Obama was asked at a press conference whether he would intercede in the battle between the NFL’s wealthy players and its even wealthier owners, who are trying to thrash out a last-minute labor deal and avoid a possible lockout.
But the U.S. president, while a big fan of the NFL’s Chicago Bears, is tied up with other matters, including turmoil in the Middle East and North Africa and negotiations with Republicans over how to cut record budget deficits.
“You’ve got owners, most of whom are worth close to a billion dollars. You’ve got players who are making millions of dollars,” Obama said at the press conference, with the visiting Mexican President Felipe Calderon.
“My working assumption, at a time when people are having to cut back, compromise and worry about making the mortgage and paying for their kids’ college educations, is that the two parties should be able to work it out without the president of the United States intervening,” Obama said.

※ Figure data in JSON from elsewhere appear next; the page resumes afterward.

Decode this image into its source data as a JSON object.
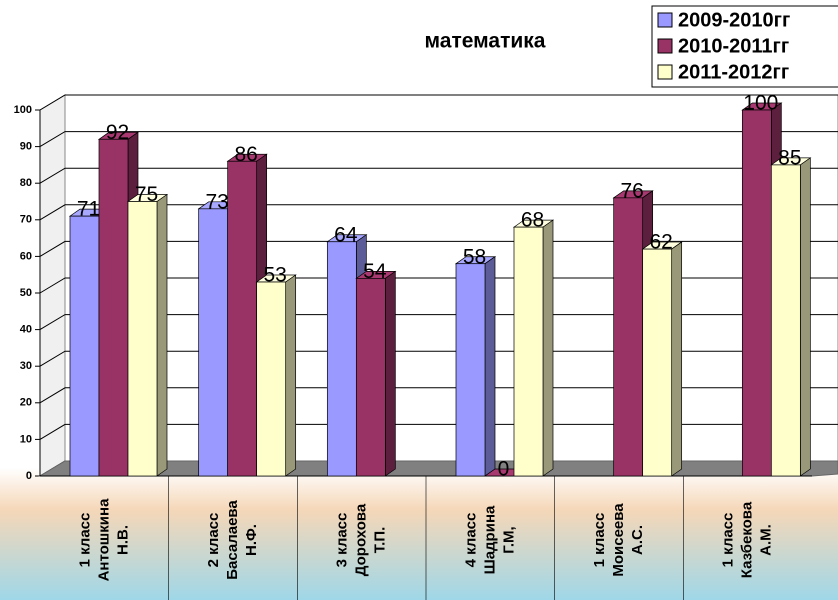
{
  "chart_data": {
    "type": "bar3d",
    "title": "математика",
    "categories": [
      [
        "1 класс",
        "Антошкина",
        "Н.В."
      ],
      [
        "2 класс",
        "Басалаева",
        "Н.Ф."
      ],
      [
        "3 класс",
        "Дорохова",
        "Т.П."
      ],
      [
        "4 класс",
        "Шадрина",
        "Г.М,"
      ],
      [
        "1 класс",
        "Моисеева",
        "А.С."
      ],
      [
        "1 класс",
        "Казбекова",
        "А.М."
      ]
    ],
    "series": [
      {
        "name": "2009-2010гг",
        "color": "#9999ff",
        "values": [
          71,
          73,
          64,
          58,
          null,
          null
        ]
      },
      {
        "name": "2010-2011гг",
        "color": "#993366",
        "values": [
          92,
          86,
          54,
          0,
          76,
          100
        ]
      },
      {
        "name": "2011-2012гг",
        "color": "#ffffcc",
        "values": [
          75,
          53,
          null,
          68,
          62,
          85
        ]
      }
    ],
    "ylim": [
      0,
      100
    ],
    "yticks": [
      0,
      10,
      20,
      30,
      40,
      50,
      60,
      70,
      80,
      90,
      100
    ],
    "grid": true,
    "legend": "top-right"
  }
}
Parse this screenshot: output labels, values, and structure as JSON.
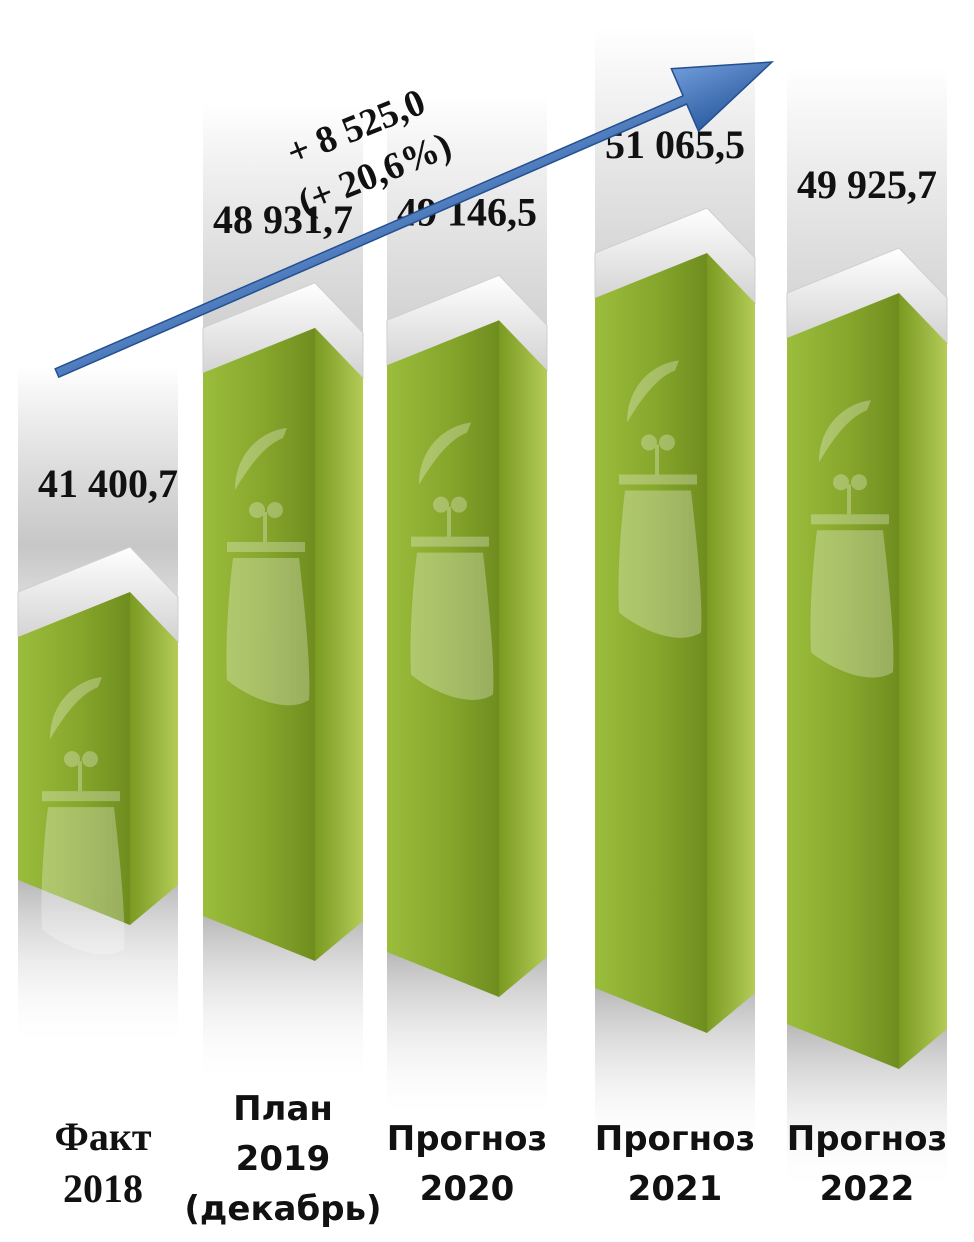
{
  "chart_data": {
    "type": "bar",
    "title": "",
    "xlabel": "",
    "ylabel": "",
    "categories": [
      [
        "Факт",
        "2018"
      ],
      [
        "План",
        "2019",
        "(декабрь)"
      ],
      [
        "Прогноз",
        "2020"
      ],
      [
        "Прогноз",
        "2021"
      ],
      [
        "Прогноз",
        "2022"
      ]
    ],
    "values": [
      41400.7,
      48931.7,
      49146.5,
      51065.5,
      49925.7
    ],
    "value_labels": [
      "41 400,7",
      "48 931,7",
      "49 146,5",
      "51 065,5",
      "49 925,7"
    ],
    "annotation": {
      "line1": "+ 8 525,0",
      "line2": "(+ 20,6%)"
    },
    "bar_color": "#8aa832",
    "bar_side_color": "#a9c24d",
    "arrow_color": "#4a7cc0",
    "background_column_color": "#c8c8c8"
  }
}
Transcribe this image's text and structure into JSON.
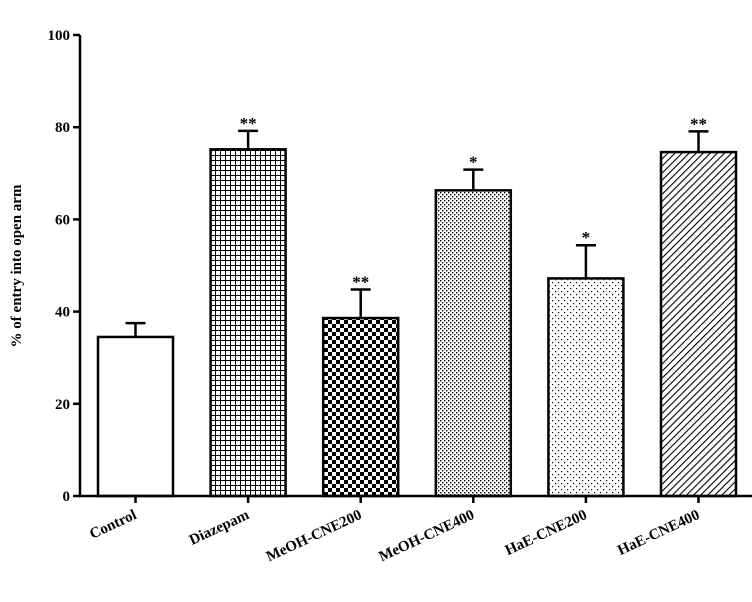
{
  "chart_data": {
    "type": "bar",
    "categories": [
      "Control",
      "Diazepam",
      "MeOH-CNE200",
      "MeOH-CNE400",
      "HaE-CNE200",
      "HaE-CNE400"
    ],
    "values": [
      34.5,
      75.2,
      38.6,
      66.3,
      47.2,
      74.6
    ],
    "errors": [
      3.0,
      4.0,
      6.2,
      4.5,
      7.2,
      4.5
    ],
    "significance": [
      "",
      "**",
      "**",
      "*",
      "*",
      "**"
    ],
    "patterns": [
      "none",
      "grid",
      "checker",
      "dots-dense",
      "dots-sparse",
      "diagonal"
    ],
    "ylabel": "% of entry into open arm",
    "ylim": [
      0,
      100
    ],
    "yticks": [
      0,
      20,
      40,
      60,
      80,
      100
    ],
    "bar_fill": "#ffffff",
    "ink_color": "#000000",
    "grid": false,
    "legend": "none"
  }
}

The most popular U.S. sport generates enough money that players and owners should be able to find a compromise, said Obama, whose successful campaign for president three years ago stressed that he was a new kind of politician able to work with his rivals.
“For an industry that’s making $9 billion a year in revenue, they can figure out how to divide it up in a sensible way and be true to their fans, who obviously allow for all the money that they’re making,” Obama said.
“And so my expectation and hope is that they would resolve it without me intervening because it turns out I’ve got a lot of other stuff to do.”
The NFL players union and owners are at odds over how they should divide revenues. Under the current agreement the players get around 60 percent, but the league and team owners want a bigger slice of the pie to fund, in part, the building of new stadiums.
The last time the NFL season was affected by a labor dispute was in 1987, when the league brought in replacement players for a strike that lasted 24 days.